Странное они выбрали тогда для себя послушание — свинарник, видимо, нарочно, чтобы чужие не ходили к ним. В нашем солдатском хозяйстве свиней практически не осталось: последние три свинки были «расстреляны» на 23 февраля. Одна пошла офицерам, две — солдатам на праздник. Свинарник остался как штатная единица. Ребята-украинцы сделали там келью, в одном из отсеков свинарника молились. Несколько раз их отчитывали, ругали, устраивали разносы, но не трогали. Мне даже кажется, что они и присягу не принимали.

— Разве можно без присяги?

— Это был стройбат, поэтому там служили и с присягой, и без нее. У нас был даже мальчик с хвостом, и все приходили смотреть на него, как в паноптикум.

Если кто-то не принимал присягу, его прорабатывали; впрочем, такие случаи были единичными. Стройбат не считался регулярной армией. Для нас это стало школой жизни, опыта, школой взаимоотношений, которых у меня на тот момент не было. Я был типичным «маменькиным сынком».

— Что больше всего запомнилось из армейской жизни?

— Это был Дальний Восток, 1987 год. Мы жили в тайге, ближайшее жилье было далеко, и у нас сложился такой «монастырек». Внешне, конечно, он был больше похож на сталинский лагерь, потому что в батальоне было немало уже отсидевших и «еще не отсидевших». В тот год леса горели полгода, солнца даже не было видно. Нас отправили тушить лесные пожары. Когда стоишь лицом к лицу со стихией перед стеной огня, начинаешь понимать: это уже не приключения, о которых читал в книжках, а реальная жизнь. Художник увидел бы в этом что-то красивое, величественное, ось мира, которая через тебя переезжает, а на самом деле это страшная сила, которая готова тебя сожрать в момент.
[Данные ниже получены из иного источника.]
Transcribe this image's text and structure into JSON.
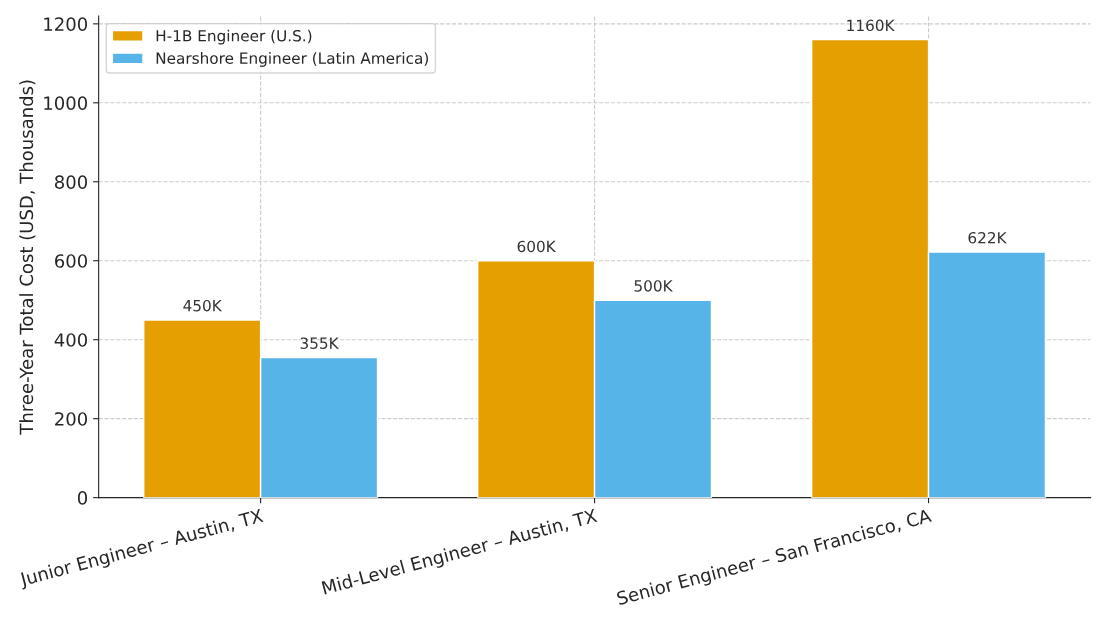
{
  "chart_data": {
    "type": "bar",
    "ylabel": "Three-Year Total Cost (USD, Thousands)",
    "categories": [
      "Junior Engineer – Austin, TX",
      "Mid-Level Engineer – Austin, TX",
      "Senior Engineer – San Francisco, CA"
    ],
    "series": [
      {
        "name": "H-1B Engineer (U.S.)",
        "color": "#e69f00",
        "values": [
          450,
          600,
          1160
        ],
        "value_labels": [
          "450K",
          "600K",
          "1160K"
        ]
      },
      {
        "name": "Nearshore Engineer (Latin America)",
        "color": "#56b4e9",
        "values": [
          355,
          500,
          622
        ],
        "value_labels": [
          "355K",
          "500K",
          "622K"
        ]
      }
    ],
    "ylim": [
      0,
      1220
    ],
    "yticks": [
      0,
      200,
      400,
      600,
      800,
      1000,
      1200
    ],
    "grid": true,
    "legend": "top left"
  }
}
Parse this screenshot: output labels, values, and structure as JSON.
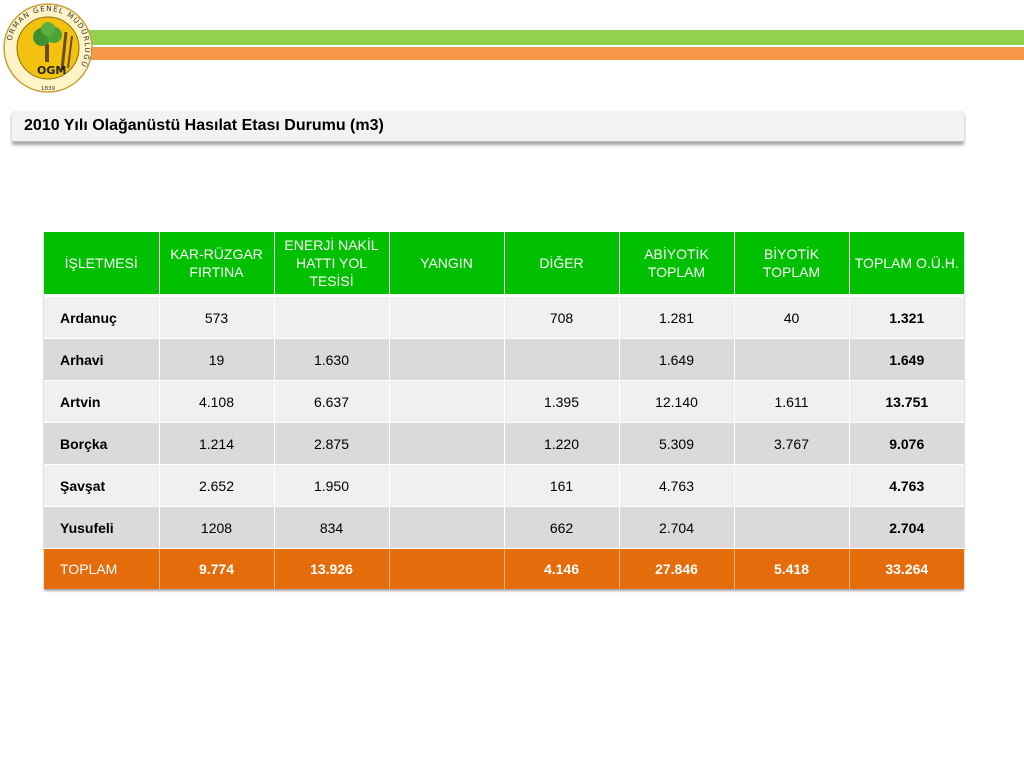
{
  "header": {
    "logo": {
      "icon": "ogm-seal-icon",
      "ring_text": "ORMAN GENEL MÜDÜRLÜĞÜ",
      "initials": "OGM",
      "year": "1839"
    }
  },
  "title": "2010 Yılı Olağanüstü Hasılat Etası Durumu (m3)",
  "table": {
    "headers": [
      "İŞLETMESİ",
      "KAR-RÜZGAR FIRTINA",
      "ENERJİ NAKİL HATTI  YOL TESİSİ",
      "YANGIN",
      "DİĞER",
      "ABİYOTİK TOPLAM",
      "BİYOTİK TOPLAM",
      "TOPLAM O.Ü.H."
    ],
    "rows": [
      [
        "Ardanuç",
        "573",
        "",
        "",
        "708",
        "1.281",
        "40",
        "1.321"
      ],
      [
        "Arhavi",
        "19",
        "1.630",
        "",
        "",
        "1.649",
        "",
        "1.649"
      ],
      [
        "Artvin",
        "4.108",
        "6.637",
        "",
        "1.395",
        "12.140",
        "1.611",
        "13.751"
      ],
      [
        "Borçka",
        "1.214",
        "2.875",
        "",
        "1.220",
        "5.309",
        "3.767",
        "9.076"
      ],
      [
        "Şavşat",
        "2.652",
        "1.950",
        "",
        "161",
        "4.763",
        "",
        "4.763"
      ],
      [
        "Yusufeli",
        "1208",
        "834",
        "",
        "662",
        "2.704",
        "",
        "2.704"
      ]
    ],
    "footer": [
      "TOPLAM",
      "9.774",
      "13.926",
      "",
      "4.146",
      "27.846",
      "5.418",
      "33.264"
    ]
  },
  "colors": {
    "header_green": "#00c000",
    "total_orange": "#e46c0a",
    "stripe_green": "#92d050",
    "stripe_orange": "#f79646"
  }
}
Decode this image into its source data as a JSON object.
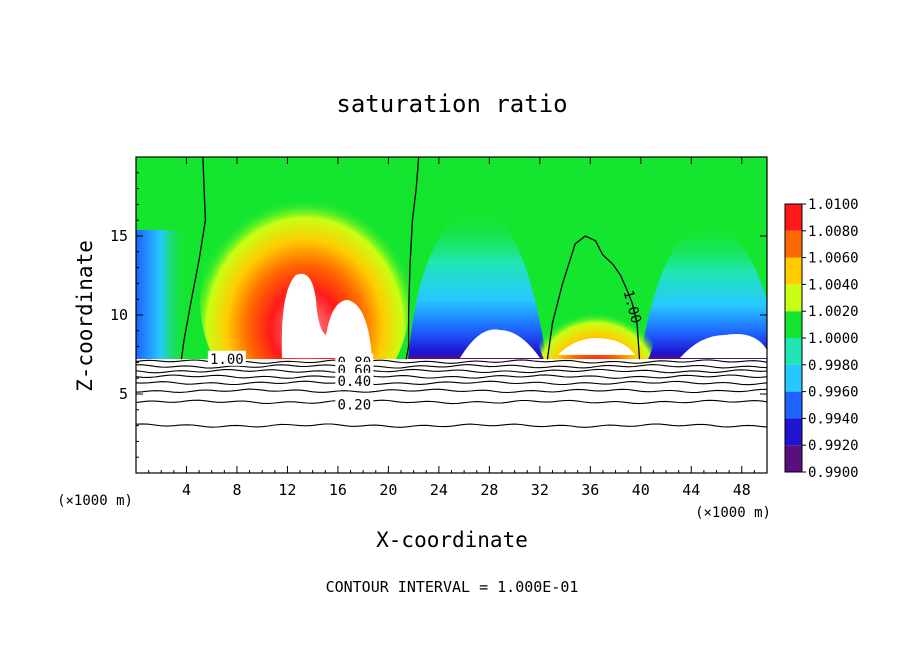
{
  "chart_data": {
    "type": "contour",
    "title": "saturation ratio",
    "xlabel": "X-coordinate",
    "ylabel": "Z-coordinate",
    "x_unit": "(×1000 m)",
    "y_unit": "(×1000 m)",
    "xlim": [
      0,
      50
    ],
    "ylim": [
      0,
      20
    ],
    "x_ticks": [
      4,
      8,
      12,
      16,
      20,
      24,
      28,
      32,
      36,
      40,
      44,
      48
    ],
    "y_ticks": [
      5,
      10,
      15
    ],
    "footer": "CONTOUR INTERVAL = 1.000E-01",
    "colorbar": {
      "levels": [
        "0.9900",
        "0.9920",
        "0.9940",
        "0.9960",
        "0.9980",
        "1.0000",
        "1.0020",
        "1.0040",
        "1.0060",
        "1.0080",
        "1.0100"
      ],
      "colors": [
        "#5a0f7f",
        "#1e14d2",
        "#1e64ff",
        "#26c8ff",
        "#20e6b4",
        "#14e630",
        "#c8ff14",
        "#ffcc00",
        "#ff6a00",
        "#ff1a1a",
        "#ff9aa6"
      ]
    },
    "contour_labels": [
      {
        "text": "1.00",
        "x": 7.2,
        "z": 7.1
      },
      {
        "text": "0.80",
        "x": 17.3,
        "z": 6.9
      },
      {
        "text": "0.60",
        "x": 17.3,
        "z": 6.4
      },
      {
        "text": "0.40",
        "x": 17.3,
        "z": 5.7
      },
      {
        "text": "0.20",
        "x": 17.3,
        "z": 4.2
      },
      {
        "text": "1.00",
        "x": 39.2,
        "z": 10.5
      }
    ],
    "unity_contours": [
      [
        [
          5.3,
          20
        ],
        [
          5.4,
          18
        ],
        [
          5.5,
          16
        ],
        [
          5.0,
          13.5
        ],
        [
          4.4,
          11
        ],
        [
          3.8,
          8.4
        ],
        [
          3.6,
          7.2
        ]
      ],
      [
        [
          22.4,
          20
        ],
        [
          22.2,
          18
        ],
        [
          21.9,
          16
        ],
        [
          21.7,
          13
        ],
        [
          21.6,
          10
        ],
        [
          21.6,
          8
        ],
        [
          21.4,
          7.2
        ]
      ],
      [
        [
          32.6,
          7.2
        ],
        [
          33.0,
          9.5
        ],
        [
          33.8,
          12
        ],
        [
          34.8,
          14.5
        ],
        [
          35.6,
          15
        ],
        [
          36.4,
          14.7
        ],
        [
          37.0,
          13.8
        ],
        [
          37.8,
          13.2
        ],
        [
          38.4,
          12.5
        ],
        [
          38.9,
          11.6
        ],
        [
          39.3,
          10.8
        ],
        [
          39.7,
          9.5
        ],
        [
          39.9,
          7.2
        ]
      ]
    ],
    "stable_contours": [
      7.05,
      6.75,
      6.45,
      6.1,
      5.7,
      5.2,
      4.5,
      3.0
    ]
  }
}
Нас, молоденьких солдатиков, выпустили тушить траву сухими еловыми ветками. Навстречу идет огненная волна, в лес входишь — уже как в микроволновке.

В армии у меня были небольшие преимущества благодаря образованию. В те годы наши командиры активно покупали японскую технику — были возможности. А вот инструкций на русском языке не было. Дадут мне переводить очередную инструкцию, сидишь в кабинете денек в тишине — никто тебя не трогает.
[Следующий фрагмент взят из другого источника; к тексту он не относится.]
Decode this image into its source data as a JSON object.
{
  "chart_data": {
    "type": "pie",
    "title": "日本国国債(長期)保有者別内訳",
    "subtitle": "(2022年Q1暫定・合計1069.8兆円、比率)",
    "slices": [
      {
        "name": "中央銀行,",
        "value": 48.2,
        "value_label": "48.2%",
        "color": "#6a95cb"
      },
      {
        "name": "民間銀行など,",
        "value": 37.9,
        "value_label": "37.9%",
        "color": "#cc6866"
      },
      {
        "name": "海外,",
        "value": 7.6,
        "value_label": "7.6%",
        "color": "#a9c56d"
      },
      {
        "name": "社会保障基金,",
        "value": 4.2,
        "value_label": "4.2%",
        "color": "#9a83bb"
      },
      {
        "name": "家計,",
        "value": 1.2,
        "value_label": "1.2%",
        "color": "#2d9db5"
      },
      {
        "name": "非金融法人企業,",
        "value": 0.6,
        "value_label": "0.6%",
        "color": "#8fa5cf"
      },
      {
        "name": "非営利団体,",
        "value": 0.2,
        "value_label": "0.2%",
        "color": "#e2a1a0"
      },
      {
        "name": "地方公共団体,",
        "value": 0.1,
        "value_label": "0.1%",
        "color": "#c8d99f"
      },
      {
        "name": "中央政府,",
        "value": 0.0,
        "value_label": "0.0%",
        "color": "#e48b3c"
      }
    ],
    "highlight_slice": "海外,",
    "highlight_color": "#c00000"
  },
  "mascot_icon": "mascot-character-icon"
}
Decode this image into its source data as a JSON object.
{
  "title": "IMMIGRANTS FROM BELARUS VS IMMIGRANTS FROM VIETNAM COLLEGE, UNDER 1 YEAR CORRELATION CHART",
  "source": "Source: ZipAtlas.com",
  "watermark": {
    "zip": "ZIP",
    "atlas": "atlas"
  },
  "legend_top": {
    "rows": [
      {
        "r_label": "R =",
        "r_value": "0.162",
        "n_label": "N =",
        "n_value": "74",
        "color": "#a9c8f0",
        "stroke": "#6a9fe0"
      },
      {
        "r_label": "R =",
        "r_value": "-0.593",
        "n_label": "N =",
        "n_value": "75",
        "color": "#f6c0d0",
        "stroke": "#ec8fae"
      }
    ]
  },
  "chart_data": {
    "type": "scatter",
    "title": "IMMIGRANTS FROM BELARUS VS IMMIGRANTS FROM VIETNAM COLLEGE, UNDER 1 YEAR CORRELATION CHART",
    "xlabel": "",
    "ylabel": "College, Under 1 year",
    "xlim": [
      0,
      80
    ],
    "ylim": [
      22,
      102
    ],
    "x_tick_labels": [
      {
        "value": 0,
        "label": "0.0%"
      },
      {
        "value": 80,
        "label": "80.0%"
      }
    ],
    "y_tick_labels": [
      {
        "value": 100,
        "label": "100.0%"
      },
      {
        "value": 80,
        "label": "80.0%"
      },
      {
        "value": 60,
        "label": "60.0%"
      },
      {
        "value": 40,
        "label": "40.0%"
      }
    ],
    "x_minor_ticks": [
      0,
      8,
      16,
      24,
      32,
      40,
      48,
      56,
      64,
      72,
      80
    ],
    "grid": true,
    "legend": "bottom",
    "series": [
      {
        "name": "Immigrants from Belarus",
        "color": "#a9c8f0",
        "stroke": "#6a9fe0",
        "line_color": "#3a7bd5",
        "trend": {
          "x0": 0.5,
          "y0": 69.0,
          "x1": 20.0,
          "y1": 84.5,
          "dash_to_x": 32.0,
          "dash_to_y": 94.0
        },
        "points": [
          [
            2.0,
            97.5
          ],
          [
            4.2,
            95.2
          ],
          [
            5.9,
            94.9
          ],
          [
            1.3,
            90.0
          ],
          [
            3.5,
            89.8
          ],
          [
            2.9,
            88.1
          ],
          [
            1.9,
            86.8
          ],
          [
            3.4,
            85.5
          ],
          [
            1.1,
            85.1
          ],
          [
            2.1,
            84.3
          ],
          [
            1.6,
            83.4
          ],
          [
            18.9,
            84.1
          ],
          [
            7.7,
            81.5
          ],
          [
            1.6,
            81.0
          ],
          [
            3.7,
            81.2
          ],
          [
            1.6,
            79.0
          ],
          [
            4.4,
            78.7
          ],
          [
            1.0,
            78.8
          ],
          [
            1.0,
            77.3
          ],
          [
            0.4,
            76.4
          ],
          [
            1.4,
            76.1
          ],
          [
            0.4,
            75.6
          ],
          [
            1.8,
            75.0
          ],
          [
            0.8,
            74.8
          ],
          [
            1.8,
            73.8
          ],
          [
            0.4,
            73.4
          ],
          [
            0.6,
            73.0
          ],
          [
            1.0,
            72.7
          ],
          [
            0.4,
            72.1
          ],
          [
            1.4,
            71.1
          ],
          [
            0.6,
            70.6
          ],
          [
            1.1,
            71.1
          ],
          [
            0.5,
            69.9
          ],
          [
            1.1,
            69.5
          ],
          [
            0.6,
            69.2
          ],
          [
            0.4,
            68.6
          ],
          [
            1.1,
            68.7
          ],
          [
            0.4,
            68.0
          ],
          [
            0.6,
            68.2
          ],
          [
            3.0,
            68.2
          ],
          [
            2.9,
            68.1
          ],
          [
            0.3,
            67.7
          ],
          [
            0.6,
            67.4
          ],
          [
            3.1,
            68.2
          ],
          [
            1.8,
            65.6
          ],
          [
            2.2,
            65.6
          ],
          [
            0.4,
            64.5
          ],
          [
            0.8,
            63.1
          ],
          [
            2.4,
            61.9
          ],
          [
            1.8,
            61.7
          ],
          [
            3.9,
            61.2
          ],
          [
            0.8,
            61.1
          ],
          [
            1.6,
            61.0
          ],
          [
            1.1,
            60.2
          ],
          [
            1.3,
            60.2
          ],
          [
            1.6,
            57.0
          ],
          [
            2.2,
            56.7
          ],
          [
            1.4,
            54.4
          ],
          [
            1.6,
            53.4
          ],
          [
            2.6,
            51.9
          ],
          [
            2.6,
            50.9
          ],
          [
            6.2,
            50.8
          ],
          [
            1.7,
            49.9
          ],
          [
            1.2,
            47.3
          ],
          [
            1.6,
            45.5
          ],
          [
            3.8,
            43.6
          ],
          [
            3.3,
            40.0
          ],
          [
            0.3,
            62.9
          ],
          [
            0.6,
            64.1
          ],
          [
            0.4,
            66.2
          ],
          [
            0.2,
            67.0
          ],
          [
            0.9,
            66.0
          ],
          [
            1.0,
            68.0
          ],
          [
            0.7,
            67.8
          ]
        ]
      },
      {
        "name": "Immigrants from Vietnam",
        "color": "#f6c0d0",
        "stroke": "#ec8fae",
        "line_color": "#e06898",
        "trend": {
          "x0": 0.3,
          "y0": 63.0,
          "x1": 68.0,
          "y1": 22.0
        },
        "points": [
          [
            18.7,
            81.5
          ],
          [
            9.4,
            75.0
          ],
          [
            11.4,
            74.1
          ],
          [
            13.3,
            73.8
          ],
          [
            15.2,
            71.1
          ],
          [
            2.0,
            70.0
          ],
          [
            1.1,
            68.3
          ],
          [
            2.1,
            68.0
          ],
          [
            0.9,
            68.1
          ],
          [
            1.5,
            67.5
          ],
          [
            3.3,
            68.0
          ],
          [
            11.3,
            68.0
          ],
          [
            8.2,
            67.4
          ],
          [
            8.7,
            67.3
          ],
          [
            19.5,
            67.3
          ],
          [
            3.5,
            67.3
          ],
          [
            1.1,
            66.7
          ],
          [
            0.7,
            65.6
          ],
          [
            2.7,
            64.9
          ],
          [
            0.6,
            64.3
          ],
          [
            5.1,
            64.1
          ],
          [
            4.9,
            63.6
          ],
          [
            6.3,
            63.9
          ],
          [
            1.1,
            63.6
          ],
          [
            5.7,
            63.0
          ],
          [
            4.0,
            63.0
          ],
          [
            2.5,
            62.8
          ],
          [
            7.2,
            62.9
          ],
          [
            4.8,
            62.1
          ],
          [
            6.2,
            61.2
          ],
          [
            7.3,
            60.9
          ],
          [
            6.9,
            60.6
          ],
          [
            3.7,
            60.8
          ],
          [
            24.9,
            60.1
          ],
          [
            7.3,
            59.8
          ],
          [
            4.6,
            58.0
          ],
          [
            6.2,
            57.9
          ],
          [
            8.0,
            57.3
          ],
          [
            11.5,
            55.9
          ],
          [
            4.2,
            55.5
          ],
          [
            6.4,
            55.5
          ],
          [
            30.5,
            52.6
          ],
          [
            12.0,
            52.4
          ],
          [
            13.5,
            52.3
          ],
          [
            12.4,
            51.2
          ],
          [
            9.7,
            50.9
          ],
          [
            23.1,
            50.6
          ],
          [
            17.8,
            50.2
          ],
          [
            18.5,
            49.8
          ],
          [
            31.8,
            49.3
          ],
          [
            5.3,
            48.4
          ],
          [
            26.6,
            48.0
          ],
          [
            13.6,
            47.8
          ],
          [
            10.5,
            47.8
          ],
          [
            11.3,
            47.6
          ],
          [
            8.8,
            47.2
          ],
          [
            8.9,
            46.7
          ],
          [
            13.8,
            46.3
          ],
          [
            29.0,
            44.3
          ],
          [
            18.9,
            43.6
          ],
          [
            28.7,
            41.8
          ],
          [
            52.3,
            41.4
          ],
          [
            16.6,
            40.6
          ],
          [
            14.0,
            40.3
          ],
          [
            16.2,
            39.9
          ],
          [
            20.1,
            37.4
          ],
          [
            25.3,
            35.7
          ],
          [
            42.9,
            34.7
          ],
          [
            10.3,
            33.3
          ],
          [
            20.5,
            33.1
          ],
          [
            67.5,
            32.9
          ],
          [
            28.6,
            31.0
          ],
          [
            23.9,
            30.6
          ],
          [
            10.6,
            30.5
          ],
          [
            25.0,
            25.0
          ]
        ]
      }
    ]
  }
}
Был и другой случай. У одного уже отсидевшего украли часы — ну, или он сам их потерял. В батальоне начали подходить от одного к другому: «Давай часы! — Нет?» Раз удар — лежит. И так второй, третий. До меня дошло дело: «Давай, снимай очки, сейчас будем и тебя…» Подходит ко мне заводила их главный и говорит: «Иди отсюда! Учителя не могу ударить!» Вот так сработала «генетическая память» народа, для которой слово «учитель» — не пустое слово. Хотя какой из меня учитель! Мне было только 22 года. Не знаю, почему я там оказался — так Господь устроил.

Когда я пришел из армии, поселился в Петербурге, тогда еще Ленинграде. За это время в школе, где я работал до армии, меня заменили и уже не нуждались в моей работе. В Ленинграде я стал потихоньку ходить в храм, в Преображенский собор. Тогда еще мало было открытых церквей в Питере.
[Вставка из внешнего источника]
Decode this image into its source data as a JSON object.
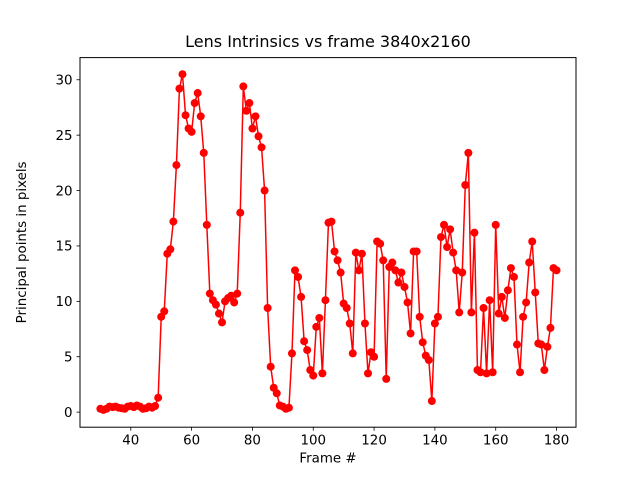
{
  "window": {
    "background_color": "#ffffff"
  },
  "chart_data": {
    "type": "line",
    "title": "Lens Intrinsics vs frame 3840x2160",
    "xlabel": "Frame #",
    "ylabel": "Principal points in pixels",
    "legend": null,
    "grid": false,
    "line_color": "#ff0000",
    "marker": "o",
    "marker_color": "#ff0000",
    "marker_radius": 4,
    "line_width": 1.5,
    "spine_color": "#000000",
    "xlim": [
      23.3,
      186.4
    ],
    "ylim": [
      -1.36,
      32.0
    ],
    "xticks": [
      40,
      60,
      80,
      100,
      120,
      140,
      160,
      180
    ],
    "yticks": [
      0,
      5,
      10,
      15,
      20,
      25,
      30
    ],
    "x": [
      30,
      31,
      32,
      33,
      34,
      35,
      36,
      37,
      38,
      39,
      40,
      41,
      42,
      43,
      44,
      45,
      46,
      47,
      48,
      49,
      50,
      51,
      52,
      53,
      54,
      55,
      56,
      57,
      58,
      59,
      60,
      61,
      62,
      63,
      64,
      65,
      66,
      67,
      68,
      69,
      70,
      71,
      72,
      73,
      74,
      75,
      76,
      77,
      78,
      79,
      80,
      81,
      82,
      83,
      84,
      85,
      86,
      87,
      88,
      89,
      90,
      91,
      92,
      93,
      94,
      95,
      96,
      97,
      98,
      99,
      100,
      101,
      102,
      103,
      104,
      105,
      106,
      107,
      108,
      109,
      110,
      111,
      112,
      113,
      114,
      115,
      116,
      117,
      118,
      119,
      120,
      121,
      122,
      123,
      124,
      125,
      126,
      127,
      128,
      129,
      130,
      131,
      132,
      133,
      134,
      135,
      136,
      137,
      138,
      139,
      140,
      141,
      142,
      143,
      144,
      145,
      146,
      147,
      148,
      149,
      150,
      151,
      152,
      153,
      154,
      155,
      156,
      157,
      158,
      159,
      160,
      161,
      162,
      163,
      164,
      165,
      166,
      167,
      168,
      169,
      170,
      171,
      172,
      173,
      174,
      175,
      176,
      177,
      178,
      179,
      180
    ],
    "y": [
      0.3,
      0.2,
      0.3,
      0.5,
      0.45,
      0.5,
      0.4,
      0.35,
      0.3,
      0.5,
      0.55,
      0.45,
      0.6,
      0.5,
      0.3,
      0.35,
      0.5,
      0.4,
      0.55,
      1.3,
      8.6,
      9.1,
      14.3,
      14.7,
      17.2,
      22.3,
      29.2,
      30.5,
      26.8,
      25.6,
      25.3,
      27.9,
      28.8,
      26.7,
      23.4,
      16.9,
      10.7,
      10.1,
      9.7,
      8.9,
      8.1,
      10.0,
      10.3,
      10.5,
      9.9,
      10.7,
      18.0,
      29.4,
      27.2,
      27.9,
      25.6,
      26.7,
      24.9,
      23.9,
      20.0,
      9.4,
      4.1,
      2.2,
      1.7,
      0.6,
      0.5,
      0.3,
      0.4,
      5.3,
      12.8,
      12.2,
      10.4,
      6.4,
      5.6,
      3.8,
      3.3,
      7.7,
      8.5,
      3.5,
      10.1,
      17.1,
      17.2,
      14.5,
      13.7,
      12.6,
      9.8,
      9.4,
      8.0,
      5.3,
      14.4,
      12.8,
      14.3,
      8.0,
      3.5,
      5.4,
      5.0,
      15.4,
      15.2,
      13.7,
      3.0,
      13.1,
      13.5,
      12.8,
      11.7,
      12.6,
      11.3,
      9.9,
      7.1,
      14.5,
      14.5,
      8.6,
      6.3,
      5.1,
      4.7,
      1.0,
      8.0,
      8.6,
      15.8,
      16.9,
      14.9,
      16.5,
      14.4,
      12.8,
      9.0,
      12.6,
      20.5,
      23.4,
      9.0,
      16.2,
      3.8,
      3.6,
      9.4,
      3.5,
      10.1,
      3.6,
      16.9,
      8.9,
      10.4,
      8.5,
      11.0,
      13.0,
      12.2,
      6.1,
      3.6,
      8.6,
      9.9,
      13.5,
      15.4,
      10.8,
      6.2,
      6.1,
      3.8,
      5.9,
      7.6,
      13.0,
      12.8
    ]
  }
}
Это был 1988 год — год тысячелетия Крещения Руси. Не помню, почему, а зашел я в храм с моей будущей супругой.

— Как вы познакомились?

— Как это обычно бывает, случайно: в гостях, еще до армии. Мы переписывались, будущая супруга моя даже приезжала ко мне в Якутию, где я работал. В начале 1990-го мы повенчались в Нижегородской области. Стали общаться с определенным кругом людей, у которых имелись Евангелие, Ветхий Завет, привезенные из-за границы: это были такие тоненькие книжечки, я до сих пор ношу их с собой. Мы стали читать Писание взахлеб, вырывая книги друг у друга из рук, но ума все равно не хватало все это постигнуть.

В дополнение мы с женой стали посещать какие-то лекции по истории Петербурга, о жизни известных людей, о декабристах. Особенно интересовала культура XIX века, когда все было живое, настоящее. Мне сейчас кажется, что это было некое время прорыва — тогда широко стали читаться лекции общества «Знание» прямо в домах культуры, потом появилось много мемуарной литературы XVIII−XIX веков — мы постепенно постигали то, чем жили люди в то время. Еще не печатали житийные повествования, поэтому мемуары XIX века заменяли в какой-то мере жития: хотя это была другая литература, но она показывала иное понятие бытия, иной вектор человеческого развития. Православная литература стала появляться на прилавках, когда я уже был священником: как-то вдруг стало возможным купить такие книги, как работы о. Серафима (Роуза). Получался такой набор интеллигента…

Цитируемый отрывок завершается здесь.